Proliferasi proyek-proyek seperti itu sedang mengubah Johor, negara bagian paling selatan Malaysia. Johor dan Singapura terhubung oleh dua perbatasan darat, Woodlands dan Tuas Link, yang termasuk di antara perbatasan paling sibuk dan paling padat di dunia. Sisi Singapura padat penduduk dan terorganisir dengan baik, dengan tol dan bea cukai yang terdigitalisasi. Sisi Johor ramai dan kacau, dengan jauh lebih banyak sepeda motor, mobil kecil, dan bus.
“Johor menambahkan kapasitas pusat data dengan kecepatan dan skala yang tidak pernah saya lihat di tempat lain di dunia.”
Rangu Salgame, CEO Princeton Digital Group
Pada Januari, Johor menandatangani perjanjian “kawasan ekonomi khusus” dengan Singapura untuk mempromosikan kerjasama lintas batas antara kedua ekonomi tersebut. Sultan Johor yang gemar mengendarai sepeda motor, yang saat ini adalah raja Malaysia di bawah sistem monarki bergilir negara itu, memperjuangkan usaha untuk mendekatkan negara bagian dan Singapura. Perjanjian tersebut meliputi keringanan pajak, memungkinkan perdagangan lintas batas yang lebih lancar, dan membuat lebih mudah bagi tenaga kerja terampil untuk bergerak bolak-balik di perbatasan.
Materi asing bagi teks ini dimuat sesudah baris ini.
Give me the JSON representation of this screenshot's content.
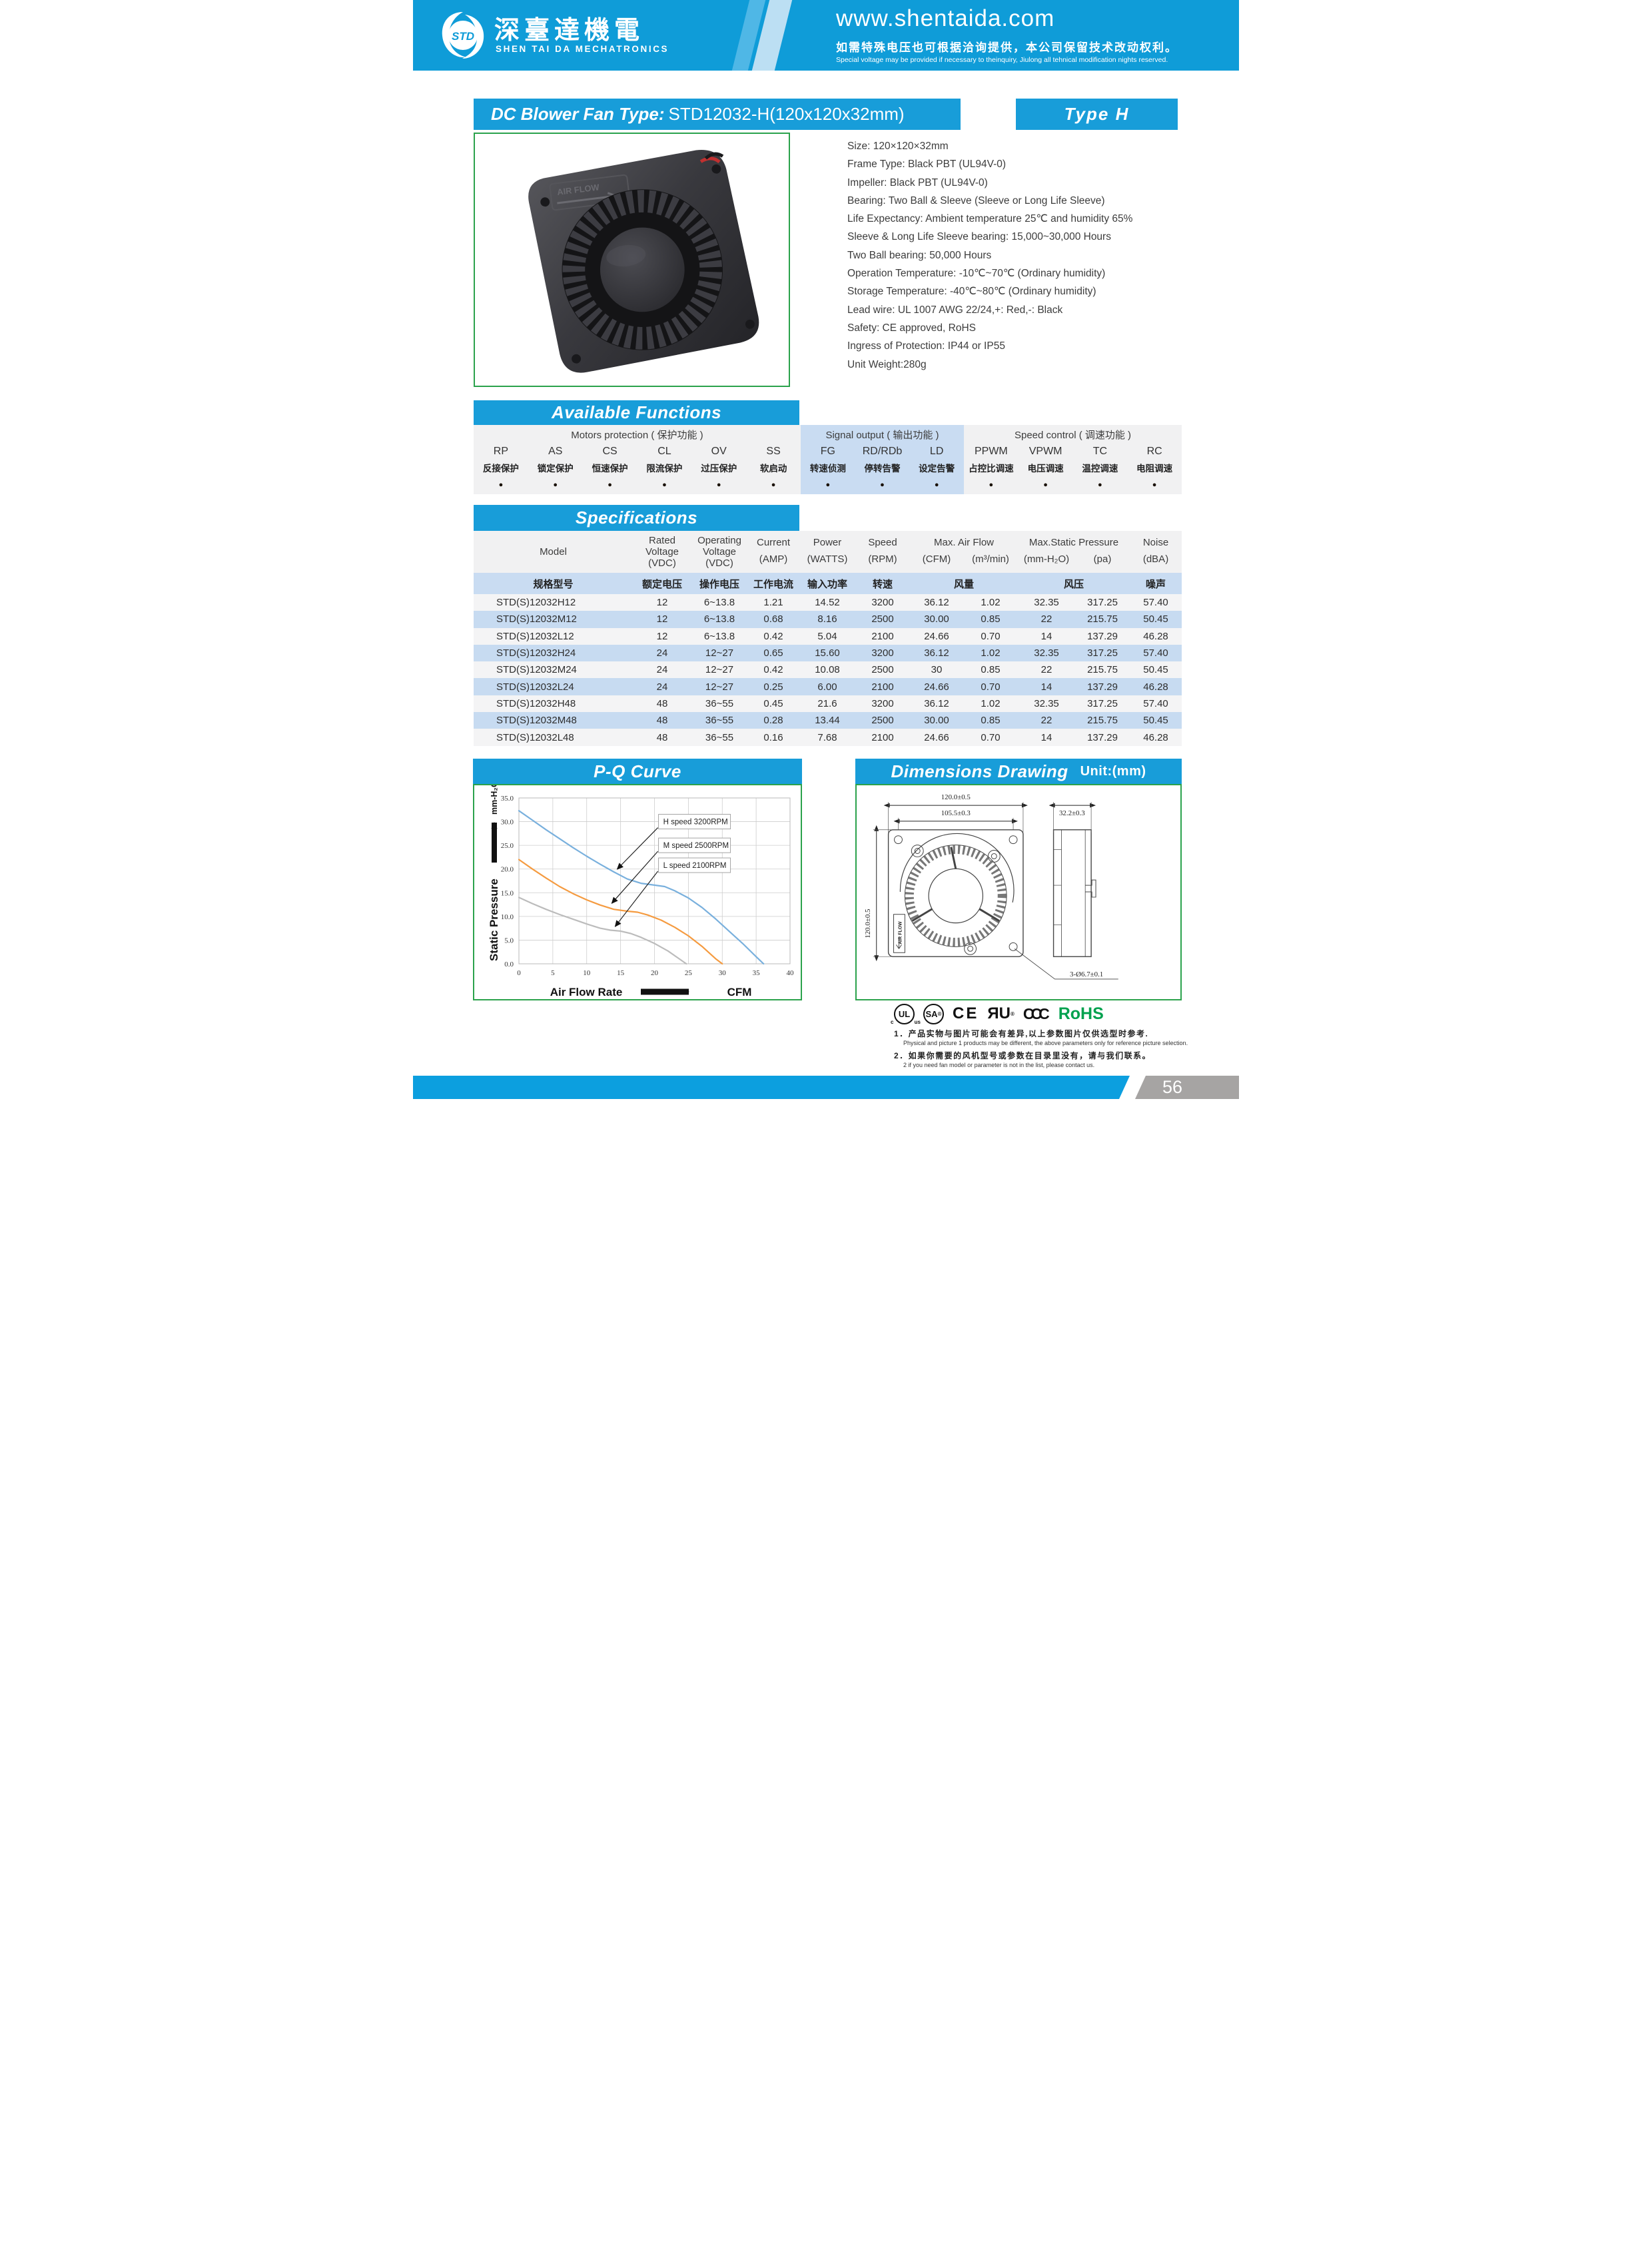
{
  "header": {
    "logo_text": "STD",
    "company_zh": "深臺達機電",
    "company_en": "SHEN TAI DA MECHATRONICS",
    "website": "www.shentaida.com",
    "tagline_zh": "如需特殊电压也可根据洽询提供，本公司保留技术改动权利。",
    "tagline_en": "Special voltage may be provided if necessary to theinquiry, Jiulong all tehnical modification nights reserved."
  },
  "title_bar": {
    "label": "DC Blower Fan  Type:",
    "model": "STD12032-H(120x120x32mm)",
    "type_badge": "Type H"
  },
  "features": [
    "Size: 120×120×32mm",
    "Frame Type: Black PBT (UL94V-0)",
    "Impeller: Black PBT (UL94V-0)",
    "Bearing: Two Ball & Sleeve (Sleeve or Long Life Sleeve)",
    "Life Expectancy: Ambient temperature 25℃ and humidity 65%",
    "Sleeve & Long Life Sleeve bearing: 15,000~30,000 Hours",
    "Two Ball bearing: 50,000 Hours",
    "Operation Temperature: -10℃~70℃ (Ordinary humidity)",
    "Storage Temperature: -40℃~80℃ (Ordinary humidity)",
    "Lead wire: UL 1007 AWG 22/24,+: Red,-: Black",
    "Safety: CE approved, RoHS",
    "Ingress of Protection: IP44 or IP55",
    "Unit Weight:280g"
  ],
  "available_functions": {
    "title": "Available Functions",
    "dot": "●",
    "groups": [
      {
        "id": "motors",
        "title": "Motors protection ( 保护功能 )",
        "items": [
          {
            "code": "RP",
            "zh": "反接保护"
          },
          {
            "code": "AS",
            "zh": "锁定保护"
          },
          {
            "code": "CS",
            "zh": "恒速保护"
          },
          {
            "code": "CL",
            "zh": "限流保护"
          },
          {
            "code": "OV",
            "zh": "过压保护"
          },
          {
            "code": "SS",
            "zh": "软启动"
          }
        ]
      },
      {
        "id": "signal",
        "title": "Signal output ( 输出功能 )",
        "items": [
          {
            "code": "FG",
            "zh": "转速侦测"
          },
          {
            "code": "RD/RDb",
            "zh": "停转告警"
          },
          {
            "code": "LD",
            "zh": "设定告警"
          }
        ]
      },
      {
        "id": "speed",
        "title": "Speed control ( 调速功能 )",
        "items": [
          {
            "code": "PPWM",
            "zh": "占控比调速"
          },
          {
            "code": "VPWM",
            "zh": "电压调速"
          },
          {
            "code": "TC",
            "zh": "温控调速"
          },
          {
            "code": "RC",
            "zh": "电阻调速"
          }
        ]
      }
    ]
  },
  "specifications": {
    "title": "Specifications",
    "header": {
      "model": "Model",
      "rated": "Rated\nVoltage\n(VDC)",
      "operating": "Operating\nVoltage\n(VDC)",
      "current": "Current",
      "current_unit": "(AMP)",
      "power": "Power",
      "power_unit": "(WATTS)",
      "speed": "Speed",
      "speed_unit": "(RPM)",
      "airflow": "Max. Air Flow",
      "airflow_units": [
        "(CFM)",
        "(m³/min)"
      ],
      "pressure": "Max.Static Pressure",
      "pressure_units": [
        "(mm-H₂O)",
        "(pa)"
      ],
      "noise": "Noise",
      "noise_unit": "(dBA)"
    },
    "header_zh": [
      "规格型号",
      "额定电压",
      "操作电压",
      "工作电流",
      "输入功率",
      "转速",
      "风量",
      "风压",
      "噪声"
    ],
    "rows": [
      [
        "STD(S)12032H12",
        "12",
        "6~13.8",
        "1.21",
        "14.52",
        "3200",
        "36.12",
        "1.02",
        "32.35",
        "317.25",
        "57.40"
      ],
      [
        "STD(S)12032M12",
        "12",
        "6~13.8",
        "0.68",
        "8.16",
        "2500",
        "30.00",
        "0.85",
        "22",
        "215.75",
        "50.45"
      ],
      [
        "STD(S)12032L12",
        "12",
        "6~13.8",
        "0.42",
        "5.04",
        "2100",
        "24.66",
        "0.70",
        "14",
        "137.29",
        "46.28"
      ],
      [
        "STD(S)12032H24",
        "24",
        "12~27",
        "0.65",
        "15.60",
        "3200",
        "36.12",
        "1.02",
        "32.35",
        "317.25",
        "57.40"
      ],
      [
        "STD(S)12032M24",
        "24",
        "12~27",
        "0.42",
        "10.08",
        "2500",
        "30",
        "0.85",
        "22",
        "215.75",
        "50.45"
      ],
      [
        "STD(S)12032L24",
        "24",
        "12~27",
        "0.25",
        "6.00",
        "2100",
        "24.66",
        "0.70",
        "14",
        "137.29",
        "46.28"
      ],
      [
        "STD(S)12032H48",
        "48",
        "36~55",
        "0.45",
        "21.6",
        "3200",
        "36.12",
        "1.02",
        "32.35",
        "317.25",
        "57.40"
      ],
      [
        "STD(S)12032M48",
        "48",
        "36~55",
        "0.28",
        "13.44",
        "2500",
        "30.00",
        "0.85",
        "22",
        "215.75",
        "50.45"
      ],
      [
        "STD(S)12032L48",
        "48",
        "36~55",
        "0.16",
        "7.68",
        "2100",
        "24.66",
        "0.70",
        "14",
        "137.29",
        "46.28"
      ]
    ]
  },
  "chart_data": {
    "type": "line",
    "title": "P-Q Curve",
    "xlabel": "Air  Flow  Rate",
    "xunit": "CFM",
    "ylabel": "Static  Pressure",
    "yunit": "mm-H₂O",
    "xlim": [
      0,
      40
    ],
    "ylim": [
      0,
      35
    ],
    "xticks": [
      "0",
      "5",
      "10",
      "15",
      "20",
      "25",
      "30",
      "35",
      "40"
    ],
    "yticks": [
      "0.0",
      "5.0",
      "10.0",
      "15.0",
      "20.0",
      "25.0",
      "30.0",
      "35.0"
    ],
    "grid": true,
    "legend_position": "inline-annotations",
    "series": [
      {
        "name": "H speed 3200RPM",
        "color": "#79B0DD",
        "points": [
          [
            0,
            32.3
          ],
          [
            2,
            30.3
          ],
          [
            4,
            28.3
          ],
          [
            6,
            26.4
          ],
          [
            8,
            24.5
          ],
          [
            10,
            22.7
          ],
          [
            12,
            21.0
          ],
          [
            14,
            19.4
          ],
          [
            16,
            17.9
          ],
          [
            18,
            17.0
          ],
          [
            20,
            16.6
          ],
          [
            21.5,
            16.3
          ],
          [
            23,
            15.4
          ],
          [
            25,
            13.9
          ],
          [
            27,
            11.9
          ],
          [
            29,
            9.5
          ],
          [
            31,
            6.9
          ],
          [
            33,
            4.3
          ],
          [
            35,
            1.5
          ],
          [
            36.1,
            0
          ]
        ]
      },
      {
        "name": "M speed 2500RPM",
        "color": "#F59B40",
        "points": [
          [
            0,
            22.0
          ],
          [
            2,
            20.0
          ],
          [
            4,
            18.1
          ],
          [
            6,
            16.3
          ],
          [
            8,
            14.8
          ],
          [
            10,
            13.5
          ],
          [
            12,
            12.4
          ],
          [
            14,
            11.5
          ],
          [
            16,
            11.1
          ],
          [
            17.5,
            10.9
          ],
          [
            19,
            10.3
          ],
          [
            21,
            9.2
          ],
          [
            23,
            7.7
          ],
          [
            25,
            5.9
          ],
          [
            27,
            3.7
          ],
          [
            29,
            1.1
          ],
          [
            30,
            0
          ]
        ]
      },
      {
        "name": "L speed 2100RPM",
        "color": "#BCBCBC",
        "points": [
          [
            0,
            14.0
          ],
          [
            2,
            12.7
          ],
          [
            4,
            11.5
          ],
          [
            6,
            10.4
          ],
          [
            8,
            9.4
          ],
          [
            10,
            8.4
          ],
          [
            12,
            7.5
          ],
          [
            13.5,
            7.1
          ],
          [
            15,
            6.9
          ],
          [
            16.5,
            6.4
          ],
          [
            18,
            5.6
          ],
          [
            20,
            4.3
          ],
          [
            22,
            2.7
          ],
          [
            24,
            0.7
          ],
          [
            24.7,
            0
          ]
        ]
      }
    ],
    "annotations": [
      {
        "label": "H speed 3200RPM",
        "box_xy": [
          20.6,
          30.0
        ],
        "target": [
          14.2,
          19.4
        ]
      },
      {
        "label": "M speed 2500RPM",
        "box_xy": [
          20.6,
          25.0
        ],
        "target": [
          13.4,
          12.2
        ]
      },
      {
        "label": "L speed 2100RPM",
        "box_xy": [
          20.6,
          20.8
        ],
        "target": [
          13.9,
          7.3
        ]
      }
    ]
  },
  "dimensions": {
    "title": "Dimensions Drawing",
    "unit": "Unit:(mm)",
    "outer_width": "120.0±0.5",
    "mount_width": "105.5±0.3",
    "depth": "32.2±0.3",
    "outer_height": "120.0±0.5",
    "holes": "3-Ø6.7±0.1",
    "airflow": "AIR FLOW"
  },
  "certifications": {
    "cul": {
      "main": "UL",
      "left": "c",
      "right": "us",
      "reg": "®"
    },
    "csa": {
      "main": "SA",
      "reg": "®"
    },
    "ce": {
      "main": "CE"
    },
    "ulr": {
      "main": "ЯU",
      "reg": "®"
    },
    "ccc": {
      "main": "CCC"
    },
    "rohs": {
      "main": "RoHS",
      "color": "#00A14E"
    }
  },
  "footnotes": [
    {
      "zh": "1．产品实物与图片可能会有差异,以上参数图片仅供选型时参考.",
      "en": "Physical and picture 1 products may be different, the above parameters only for reference picture selection."
    },
    {
      "zh": "2．如果你需要的风机型号或参数在目录里没有，请与我们联系。",
      "en": "2 if you need fan model or parameter is not in the list, please contact us."
    }
  ],
  "page": {
    "number": "56"
  }
}
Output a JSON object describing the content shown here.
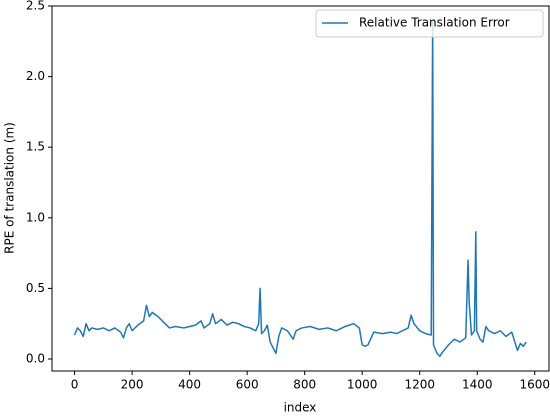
{
  "chart_data": {
    "type": "line",
    "xlabel": "index",
    "ylabel": "RPE of translation (m)",
    "legend": "upper right",
    "grid": false,
    "xlim": [
      -78.5,
      1649.5
    ],
    "ylim": [
      -0.085,
      2.5
    ],
    "xticks": [
      0,
      200,
      400,
      600,
      800,
      1000,
      1200,
      1400,
      1600
    ],
    "yticks": [
      {
        "value": 0,
        "label": "0.0"
      },
      0.5,
      {
        "value": 1,
        "label": "1.0"
      },
      1.5,
      {
        "value": 2,
        "label": "2.0"
      },
      2.5
    ],
    "series": [
      {
        "name": "Relative Translation Error",
        "color": "#1f77b4",
        "x": [
          0,
          10,
          20,
          30,
          40,
          50,
          60,
          80,
          100,
          120,
          140,
          160,
          170,
          180,
          190,
          200,
          220,
          240,
          250,
          260,
          270,
          290,
          310,
          330,
          350,
          380,
          400,
          420,
          440,
          450,
          470,
          480,
          490,
          510,
          530,
          550,
          570,
          590,
          610,
          630,
          640,
          645,
          650,
          660,
          670,
          680,
          690,
          700,
          710,
          720,
          740,
          760,
          770,
          790,
          820,
          850,
          880,
          910,
          940,
          970,
          990,
          1000,
          1010,
          1020,
          1040,
          1070,
          1100,
          1120,
          1140,
          1160,
          1170,
          1180,
          1200,
          1220,
          1240,
          1245,
          1248,
          1260,
          1270,
          1280,
          1300,
          1320,
          1340,
          1360,
          1368,
          1372,
          1380,
          1390,
          1395,
          1398,
          1410,
          1420,
          1430,
          1440,
          1460,
          1480,
          1500,
          1520,
          1540,
          1550,
          1560,
          1570
        ],
        "values": [
          0.17,
          0.22,
          0.2,
          0.16,
          0.25,
          0.2,
          0.22,
          0.21,
          0.22,
          0.2,
          0.22,
          0.19,
          0.15,
          0.22,
          0.25,
          0.2,
          0.24,
          0.27,
          0.38,
          0.3,
          0.33,
          0.3,
          0.26,
          0.22,
          0.23,
          0.22,
          0.23,
          0.24,
          0.27,
          0.22,
          0.25,
          0.32,
          0.25,
          0.28,
          0.24,
          0.26,
          0.25,
          0.23,
          0.22,
          0.2,
          0.25,
          0.5,
          0.18,
          0.2,
          0.24,
          0.12,
          0.08,
          0.04,
          0.16,
          0.22,
          0.2,
          0.14,
          0.2,
          0.22,
          0.23,
          0.21,
          0.22,
          0.2,
          0.23,
          0.25,
          0.22,
          0.1,
          0.09,
          0.1,
          0.19,
          0.18,
          0.19,
          0.18,
          0.2,
          0.22,
          0.31,
          0.25,
          0.2,
          0.18,
          0.17,
          2.4,
          0.1,
          0.04,
          0.02,
          0.05,
          0.1,
          0.14,
          0.12,
          0.15,
          0.7,
          0.4,
          0.17,
          0.2,
          0.9,
          0.2,
          0.14,
          0.12,
          0.23,
          0.2,
          0.18,
          0.2,
          0.16,
          0.19,
          0.06,
          0.11,
          0.09,
          0.12
        ]
      }
    ]
  }
}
Tidak jelas apakah pusat data akan menghasilkan lebih banyak dan lebih baik pekerjaan bagi Johor. Sebagian besar pusat data menyediakan sekitar 30 hingga 50 pekerjaan tetap. Fasilitas yang lebih besar mungkin menciptakan sebanyak 200 pekerja. Namun, pada dirinya sendiri, pusat data tampaknya tidak mungkin secara signifikan meningkatkan kekayaan keseluruhan di Johor, di mana PDB per kapita sekitar $10.000 dibandingkan dengan hampir $85.000 di Singapura. Juga tidak jelas apakah Malaysia dapat menggunakan pengembangan pusat data untuk menarik industri teknologi lain seperti manufaktur chip.
Risiko yang lebih besar adalah gelembung pusat data global. Goncangan DeepSeek (model AI terobosan Tiongkok yang mengguncang Wall Street) bisa mengurangi skala dan permintaan untuk pusat data di mana pun jika pembaruan model AI untuk mencocokkan pendekatan biaya rendah DeepSeek mengurangi permintaan untuk chip canggih, pembangkit listrik yang diperluas, dan pusat data berskala besar.
Salgame, bagian dirinya mengatakan bahwa dia “tidak sedikitpun khawatir” tentang menurunnya permintaan untuk daya komputasi dari pusat data Princeton Digital yang sedang dibangun di Johor. Model AI yang lebih murah dan efisien hanya akan mempercepat penggunaan AI di dunia—dan kebutuhan akan pusat pelatihan AI yang murah di tempat-tempat seperti Johor. “Ini baru permulaan,” katanya.
Artikel ini muncul dalam edisi April/Mei 2025: Asia dari Fortune dengan judul “Permainan kekuatan pusat data Malaysia.”